In mainly centering his story on the relationship between Max and Ezra, screenwriter Tony Spiridakis (who drew upon his firsthand experiences of raising a child on the autism spectrum) captures the beautiful chaos of parenting but devotes as much time, if not more, to Max’s personal journey toward accepting both his son and himself.

Your mileage may vary with Ezra based on your ability to get on board with Max as a character. As wonderful as Cannavale often is in the role, summoning great depths of anxiety and helpless emotion to the surface in seconds, the character’s reckless endangerment of his son starts early and seldom lets up. But the filmmakers are committed to getting you on Max’s side, often at the expense of common sense; when their road trip leads them to old friends, played first by Wilson then Farmiga, Max jovially informs them he’s on the run from the police and is rewarded for his honesty, with both warmly advocating that he’s in the right for taking his relationship with Ezra into his own hands.

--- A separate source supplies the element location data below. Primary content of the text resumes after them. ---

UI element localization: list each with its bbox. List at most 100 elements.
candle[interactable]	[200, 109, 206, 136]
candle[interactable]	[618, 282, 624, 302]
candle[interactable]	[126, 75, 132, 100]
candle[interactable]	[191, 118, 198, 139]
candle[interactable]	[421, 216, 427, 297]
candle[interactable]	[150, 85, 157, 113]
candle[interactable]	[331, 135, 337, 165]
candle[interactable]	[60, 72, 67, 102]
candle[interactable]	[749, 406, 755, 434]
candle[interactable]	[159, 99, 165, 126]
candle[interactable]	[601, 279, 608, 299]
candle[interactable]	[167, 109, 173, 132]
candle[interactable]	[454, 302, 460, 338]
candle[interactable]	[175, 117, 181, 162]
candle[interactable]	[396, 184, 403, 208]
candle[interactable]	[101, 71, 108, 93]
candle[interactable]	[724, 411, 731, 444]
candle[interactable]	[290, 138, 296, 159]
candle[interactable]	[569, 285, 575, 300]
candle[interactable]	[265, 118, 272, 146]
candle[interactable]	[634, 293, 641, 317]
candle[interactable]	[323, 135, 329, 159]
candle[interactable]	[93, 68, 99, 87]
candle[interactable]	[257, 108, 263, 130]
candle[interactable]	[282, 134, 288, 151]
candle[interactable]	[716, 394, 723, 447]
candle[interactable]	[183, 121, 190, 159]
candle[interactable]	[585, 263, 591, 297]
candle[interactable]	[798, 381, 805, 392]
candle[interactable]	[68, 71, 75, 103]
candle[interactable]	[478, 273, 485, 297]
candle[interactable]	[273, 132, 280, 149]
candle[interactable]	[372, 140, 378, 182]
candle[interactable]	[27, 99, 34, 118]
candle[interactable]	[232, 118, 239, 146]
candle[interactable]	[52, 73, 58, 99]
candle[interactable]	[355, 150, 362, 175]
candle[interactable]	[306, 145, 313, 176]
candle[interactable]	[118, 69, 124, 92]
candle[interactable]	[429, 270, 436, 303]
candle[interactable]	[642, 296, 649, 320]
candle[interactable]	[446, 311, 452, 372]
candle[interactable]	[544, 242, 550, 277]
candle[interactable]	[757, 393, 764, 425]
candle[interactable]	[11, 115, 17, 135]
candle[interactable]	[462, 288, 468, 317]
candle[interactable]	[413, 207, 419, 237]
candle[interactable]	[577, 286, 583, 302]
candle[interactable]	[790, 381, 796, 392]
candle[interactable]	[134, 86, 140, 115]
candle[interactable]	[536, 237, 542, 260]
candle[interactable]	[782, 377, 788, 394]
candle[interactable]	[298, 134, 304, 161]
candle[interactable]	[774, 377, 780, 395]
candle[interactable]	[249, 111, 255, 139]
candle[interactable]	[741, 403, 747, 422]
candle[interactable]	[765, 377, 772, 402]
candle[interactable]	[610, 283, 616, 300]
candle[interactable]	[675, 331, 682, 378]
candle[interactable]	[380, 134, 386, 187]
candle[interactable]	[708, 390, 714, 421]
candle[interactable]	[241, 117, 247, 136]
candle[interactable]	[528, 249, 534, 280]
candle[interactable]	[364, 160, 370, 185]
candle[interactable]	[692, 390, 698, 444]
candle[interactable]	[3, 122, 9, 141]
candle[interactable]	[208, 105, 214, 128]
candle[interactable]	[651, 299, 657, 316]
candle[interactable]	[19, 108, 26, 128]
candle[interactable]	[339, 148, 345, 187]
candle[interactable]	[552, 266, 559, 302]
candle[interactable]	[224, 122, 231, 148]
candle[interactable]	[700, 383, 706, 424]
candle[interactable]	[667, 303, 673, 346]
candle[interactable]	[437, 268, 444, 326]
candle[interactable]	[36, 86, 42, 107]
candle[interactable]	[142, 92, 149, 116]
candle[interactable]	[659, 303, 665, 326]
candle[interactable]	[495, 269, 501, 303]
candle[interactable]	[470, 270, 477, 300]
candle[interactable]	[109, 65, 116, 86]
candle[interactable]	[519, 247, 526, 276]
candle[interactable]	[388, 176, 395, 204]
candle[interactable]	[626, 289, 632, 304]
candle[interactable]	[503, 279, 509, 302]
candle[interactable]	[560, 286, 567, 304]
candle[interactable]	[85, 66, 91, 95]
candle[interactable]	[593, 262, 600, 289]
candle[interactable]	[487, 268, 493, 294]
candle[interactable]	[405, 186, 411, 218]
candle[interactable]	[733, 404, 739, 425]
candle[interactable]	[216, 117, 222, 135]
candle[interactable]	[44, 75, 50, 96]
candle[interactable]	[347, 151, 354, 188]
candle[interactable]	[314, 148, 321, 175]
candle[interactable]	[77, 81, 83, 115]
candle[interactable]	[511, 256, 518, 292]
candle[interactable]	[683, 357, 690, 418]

Jenna, meanwhile, is berated by just about every other character in the film, especially Stan, for her role in making it harder for Max to see Ezra. Stan even goes so far as to exclaim that she’s responsible for making Max kidnap his son; when he eventually catches up with Max, it’s not to talk sense into him but to weepily apologize for his own failings as a father, a scene that De Niro handles with more poignancy and grace than it deserves.

It should be said that Fitzgerald, an actor who is on the autism spectrum, is Ezra’s best defense against its story’s more histrionic impulses. At once wise beyond his years and wildly impulsive, Ezra is a chaotic source of energy in his parents’ lives, as likely to spout extensive movie quotes from memory as he is to blurt out the punchline of Max’s set before he has time to deliver it, and Fitzgerald brings the character off the page with an immediate confidence and attention to detail that extends to his easy, believable chemistry with Cannavale.

It’s just a shame that these performances, all well-meaning and delivered by pros, are trapped within such a contrived, thinly sketched outline of a film. Ezra tugs clumsily at the heartstrings. It would take a heartless cynic not to be moved by small beats in which fathers and sons envelop one another in tender embraces that say more than their words ever could, just as it would take a total sap not to resent the strain of mawkish sentimentality that pervades most everything else on screen.